Existe no coração do ser humano, infelizmente, como fruto do pecado original, uma força que quer arrastá-lo para que se coloque acima dos outros, para que se sinta maior que os demais irmãos. Essa força é a força do pecado, pecado este que é a mãe de todos os demais pecados, ou seja, o vício da soberba.

A única “vacina” capaz de combater esta “bactéria” chamada “soberba” – sim, pois o pecado é como uma bactéria, ou seja, quando menos esperamos ela destrói a vida da pessoa. Para dizer: bactéria não se administra: se elimina; pois na primeira oportunidade que ela tiver, ela vai destruir você; assim é o pecado. Daí entendemos quando Paulo diz que o salário do pecado é a morte. Retomo: a única vacina capaz de combater a “bactéria” da soberba – mãe de todos os pecados – é a mãe de todas as virtudes: a virtude da humildade.

A Palavra de hoje, no Evangelho, vai nos trazer o processo de como podemos chegar à humildade,  virtude fundamental para o nosso combate espiritual. Para chegarmos à virtude da humildade deveremos trabalhar algumas atitudes bem concretas, pois virtude alguma cai do céu, pois a virtude é o resultado de um hábito bom, muitas vezes, repetidos. Como chegar à humildade?

O pai da humildade é o autoconhecimento. Sem se autoconhecer jamais a pessoa chegará à humildade, pois humildade provém da palavra “húmus” – do latim – que quer dizer “terra”; para dizer que só é humildade aquele que tem a coragem de tocar na sua história mais profunda, nas realidades mais obscurecidas.

Sinceridade. Como a criança, devemos ser sinceros diante de Deus, das pessoas e de nós mesmos; a criança é muito sincera; quando ela gosta, gosta de verdade; quando não gosta, deixa claro para todos ouvirem e verem. Se quisermos ser humildes, teremos de acabar com as manipulações, com as mentiras, com as máscaras que sempre nos levam a viver de imagens, respeito humano, “diplomismo”, hipocrisia; acabamos fazendo o contrário: o nosso “sim” vira “não” e o nosso “não” vira “sim”. Autenticidade, verdade, transparência – tudo isso mediante a caridade – são o caminho para a humildade.

3º Confiança. Interessante que Jesus, numa ocasião, disse a Santa Faustina que o que mais fere o Coração d’Ele não é o pecado – até porque o mal é inacessível a Deus – mas sim, a falta de confiança. A confiança é este vaso que colhe a misericórdia de Jesus, que se derrama sobre cada um de nós. Uma das características da criança é a confiança que ela possui em seus pais – desde que estes sejam pais de verdade e não somente genitores. A criança se abandona, confia, sabe que os pais vão dar um jeito.

4º A arte do entretenimento. A grande característica da criança é que ela vive nesta fase linda de brincar. Nós adultos não brincamos mais, levamos a vida muito a sério e, por isso, ela [a criança] não possui a seriedade que deveria ter, pois somente quem sabe brincar e sorrir saberá tomar decisões sérias na hora exata em que a vida lhe pedir.

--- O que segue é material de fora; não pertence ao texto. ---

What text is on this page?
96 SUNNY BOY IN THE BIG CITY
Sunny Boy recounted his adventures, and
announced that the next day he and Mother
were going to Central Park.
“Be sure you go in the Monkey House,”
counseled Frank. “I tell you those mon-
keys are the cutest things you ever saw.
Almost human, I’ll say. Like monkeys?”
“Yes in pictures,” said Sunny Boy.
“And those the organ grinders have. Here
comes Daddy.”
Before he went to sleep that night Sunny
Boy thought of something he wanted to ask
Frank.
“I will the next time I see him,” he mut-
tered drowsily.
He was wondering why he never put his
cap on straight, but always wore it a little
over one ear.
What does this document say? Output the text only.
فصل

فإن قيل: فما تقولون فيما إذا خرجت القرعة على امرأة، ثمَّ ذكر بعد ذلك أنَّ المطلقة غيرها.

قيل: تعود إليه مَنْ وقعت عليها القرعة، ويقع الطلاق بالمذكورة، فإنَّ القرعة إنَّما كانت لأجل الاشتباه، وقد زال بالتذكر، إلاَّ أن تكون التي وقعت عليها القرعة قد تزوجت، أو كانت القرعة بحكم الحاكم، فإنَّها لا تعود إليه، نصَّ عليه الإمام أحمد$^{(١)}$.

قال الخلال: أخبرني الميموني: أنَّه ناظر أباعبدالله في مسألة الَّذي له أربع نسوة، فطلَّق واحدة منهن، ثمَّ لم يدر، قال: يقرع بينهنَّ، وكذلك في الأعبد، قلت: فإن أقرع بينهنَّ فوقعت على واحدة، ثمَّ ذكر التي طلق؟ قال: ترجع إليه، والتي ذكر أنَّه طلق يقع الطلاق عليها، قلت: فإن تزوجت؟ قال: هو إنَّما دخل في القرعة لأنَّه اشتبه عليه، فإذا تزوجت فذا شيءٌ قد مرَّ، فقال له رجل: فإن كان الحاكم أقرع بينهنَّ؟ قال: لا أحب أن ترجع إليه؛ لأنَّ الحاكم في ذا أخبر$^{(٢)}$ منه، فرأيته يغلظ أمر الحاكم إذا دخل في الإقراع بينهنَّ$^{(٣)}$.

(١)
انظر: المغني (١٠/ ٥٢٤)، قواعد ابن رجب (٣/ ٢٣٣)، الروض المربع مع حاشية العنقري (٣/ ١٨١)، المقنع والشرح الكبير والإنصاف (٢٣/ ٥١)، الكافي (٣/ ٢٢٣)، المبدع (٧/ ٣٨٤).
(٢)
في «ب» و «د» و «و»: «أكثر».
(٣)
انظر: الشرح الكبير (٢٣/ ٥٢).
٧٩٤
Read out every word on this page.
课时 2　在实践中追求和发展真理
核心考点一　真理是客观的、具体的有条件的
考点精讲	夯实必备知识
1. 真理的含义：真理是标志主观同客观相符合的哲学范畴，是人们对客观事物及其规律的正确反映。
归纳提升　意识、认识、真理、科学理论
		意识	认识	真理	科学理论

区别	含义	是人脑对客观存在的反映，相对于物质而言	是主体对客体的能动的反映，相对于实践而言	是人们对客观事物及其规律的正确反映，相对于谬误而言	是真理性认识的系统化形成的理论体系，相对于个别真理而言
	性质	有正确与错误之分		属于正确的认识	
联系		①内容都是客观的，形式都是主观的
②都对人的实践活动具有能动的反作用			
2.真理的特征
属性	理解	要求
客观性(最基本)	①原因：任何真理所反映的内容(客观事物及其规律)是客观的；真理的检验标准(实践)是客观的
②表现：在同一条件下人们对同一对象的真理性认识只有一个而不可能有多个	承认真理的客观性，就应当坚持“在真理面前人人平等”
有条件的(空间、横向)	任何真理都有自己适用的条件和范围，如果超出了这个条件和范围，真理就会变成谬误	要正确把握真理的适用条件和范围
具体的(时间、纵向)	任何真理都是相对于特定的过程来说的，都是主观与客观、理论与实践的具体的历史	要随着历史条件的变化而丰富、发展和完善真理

5º A criança é inteira. Ela serve. O maior é aquele que serve; a autoridade na Igreja está no serviço. Devemos começar a ser inteiros, como as crianças, em tudo aquilo que formos fazer e viver; devemos nos doar, até gastar a própria vida. Aí está o grande caminho de sermos grandes: grandes para os outros, para fazer da vida deles uma vida mais digna e humana.